Joseph Ratzinger ha regresado por tercera vez desde que fue elegido Papa para encontrar a la gente y hablar de Dios
L´Osservatore Romano
Es necesario superar el error del pasado de enfatizar cuanto divide a los cristianos e insistir en cambio en cuanto les une: la fe en el Dios trinitario revelado por Cristo y su testimonio en un mundo sediento de él, como si se adentrara más y más en un desierto sin agua
Se puede ya extender a todo el viaje la acertada imagen del sol sobre Berlín elegida por Frankfurter Allgemeine Zeitung para titular un comentario al magistral discurso de Benedicto XVI —que, con una elección inteligente y periodísticamente perfecta, ha publicado íntegramente el autorizado periódico alemán—. No sólo y no tanto por el bellísimo tiempo fresco y soleado que está acompañando la visita, sino por su importancia en los distintos momentos. El sol, por lo tanto, resplandece sobre Alemania, donde Joseph Ratzinger ha regresado por tercera vez desde que fue elegido Papa para encontrar a la gente y hablar de Dios, como enseguida explicó.
En la tradición cristiana la luz solar significa también aquella divina que ilumina el mundo, y precisamente el obispo de Roma ha elegido hablar de la luz de Dios al encontrar en Erfurt —justo donde el joven Lutero estudió teología— a los representantes evangélicos, acogido con auténtica cordialidad. Y naturalmente es la cuestión acerca de Dios, central en el pensamiento y en el tormento del joven monje agustino, lo que interesa sobre todo a Benedicto XVI. ¿Quién se preocupa de ello, incluso entre los cristianos? ¿Quién se toma en serio las propias faltas y la realidad del mal?

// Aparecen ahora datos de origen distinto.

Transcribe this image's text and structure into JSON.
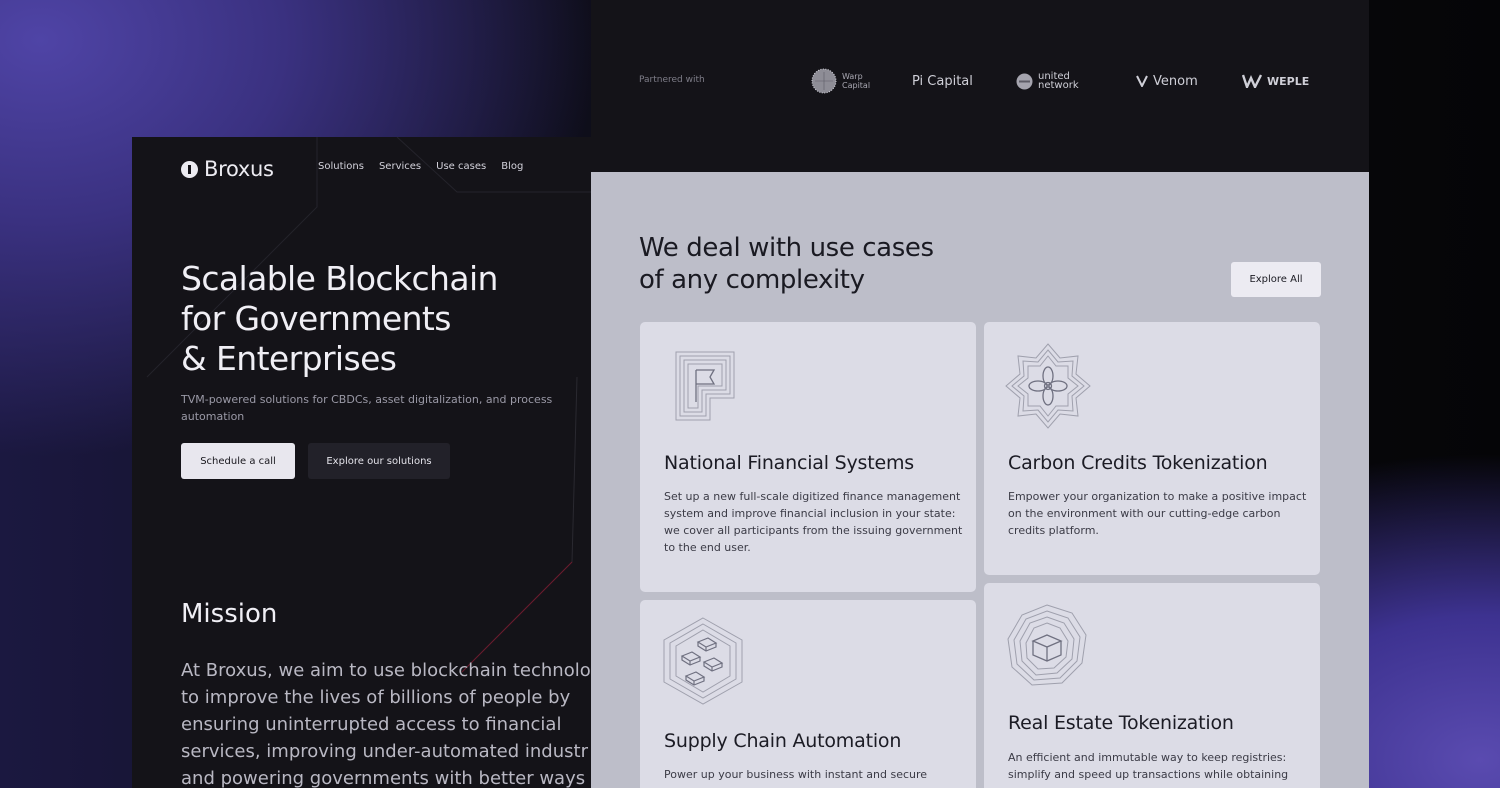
{
  "left_page": {
    "brand": "Broxus",
    "nav": [
      "Solutions",
      "Services",
      "Use cases",
      "Blog"
    ],
    "hero_title": "Scalable Blockchain\nfor Governments\n& Enterprises",
    "hero_subtitle": "TVM-powered solutions for CBDCs, asset digitalization, and process automation",
    "primary_button": "Schedule a call",
    "secondary_button": "Explore our solutions",
    "mission_title": "Mission",
    "mission_lines": [
      "At Broxus, we aim to use blockchain technolo",
      "to improve the lives of billions of people by",
      "ensuring uninterrupted access to financial",
      "services, improving under-automated industr",
      "and powering governments with better ways"
    ]
  },
  "partners": {
    "label": "Partnered with",
    "items": [
      {
        "name": "Warp",
        "sub": "Capital",
        "icon": "warp-capital-logo"
      },
      {
        "name": "Pi Capital",
        "icon": "pi-capital-logo"
      },
      {
        "name": "united",
        "sub": "network",
        "icon": "united-network-logo"
      },
      {
        "name": "Venom",
        "icon": "venom-logo"
      },
      {
        "name": "WEPLE",
        "icon": "weple-logo"
      }
    ]
  },
  "use_cases": {
    "title": "We deal with use cases\nof any complexity",
    "explore_button": "Explore All",
    "cards": [
      {
        "title": "National Financial Systems",
        "icon": "flag-icon",
        "desc": "Set up a new full-scale digitized finance management system and improve financial inclusion in your state: we cover all participants from the issuing government to the end user."
      },
      {
        "title": "Carbon Credits Tokenization",
        "icon": "flower-icon",
        "desc": "Empower your organization to make a positive impact on the environment with our cutting-edge carbon credits platform."
      },
      {
        "title": "Supply Chain Automation",
        "icon": "blocks-icon",
        "desc": "Power up your business with instant and secure"
      },
      {
        "title": "Real Estate Tokenization",
        "icon": "cube-icon",
        "desc": "An efficient and immutable way to keep registries: simplify and speed up transactions while obtaining"
      }
    ]
  }
}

Reflexionar sobre “la causa de Cristo” querida por Lutero, y por ello sobre la fe, es hoy el compromiso ecuménico principal, en un mundo donde pesa cada vez más la ausencia de Dios.
Precisamente utiliza el Papa la imagen de la luz para describir el progresivo distanciamiento del mundo respecto a Dios: al principio sus reflejos todavía lo iluminan, pero después el hombre acaba por perder su vida cada vez más. He aquí por qué es necesario superar el error del pasado de enfatizar cuanto divide a los cristianos e insistir en cambio —y ya es mucho— en cuanto les une: la fe en el Dios trinitario revelado por Cristo y su testimonio en un mundo sediento de él, como si se adentrara más y más en un desierto sin agua, como dijo Benedicto XVI en la homilía inaugural de su pontificado.
Este testimonio común de los cristianos se debe reflejar —en sociedades donde la ética se sustituye con cálculos únicamente utilitaristas— en la lucha por defender «la dignidad inviolable del hombre, desde la concepción hasta la muerte». En diálogo con las otras religiones, y en particular con el judaísmo y con el islam, como ha repetido el Papa encontrando a algunos de sus representantes. Con los musulmanes y los judíos, en efecto, los cristianos y los católicos pueden y deben colaborar, en sociedades en las que hace falta combatir juntos a fin de garantizar la dimensión pública de las religiones y para crear, a través de la justicia, las condiciones para la paz: opus iustitiae pax, según la expresión veterotestamentaria elegida como lema por Eugenio Pacelli.
En un tiempo de inquietud e indiferentismo, y en circunstancias que no raramente oprimen como en una prensa, quienes viven en la alegría de la Iglesia, que es el don más bello de Dios, deben dejarse transformar misteriosamente en el vino dulce de Cristo. Ofrecido a todos los hombres con amistad y con la razón. El hombre puede hoy destruir el mundo, y por ello, con la razón, hay que reencontrar los fundamentos del derecho. Como explicó en el Parlamento de Berlín —escribe sugestivamente Frankfurter Allgemeine Zeitung— el pescador de hombres llegado de Roma.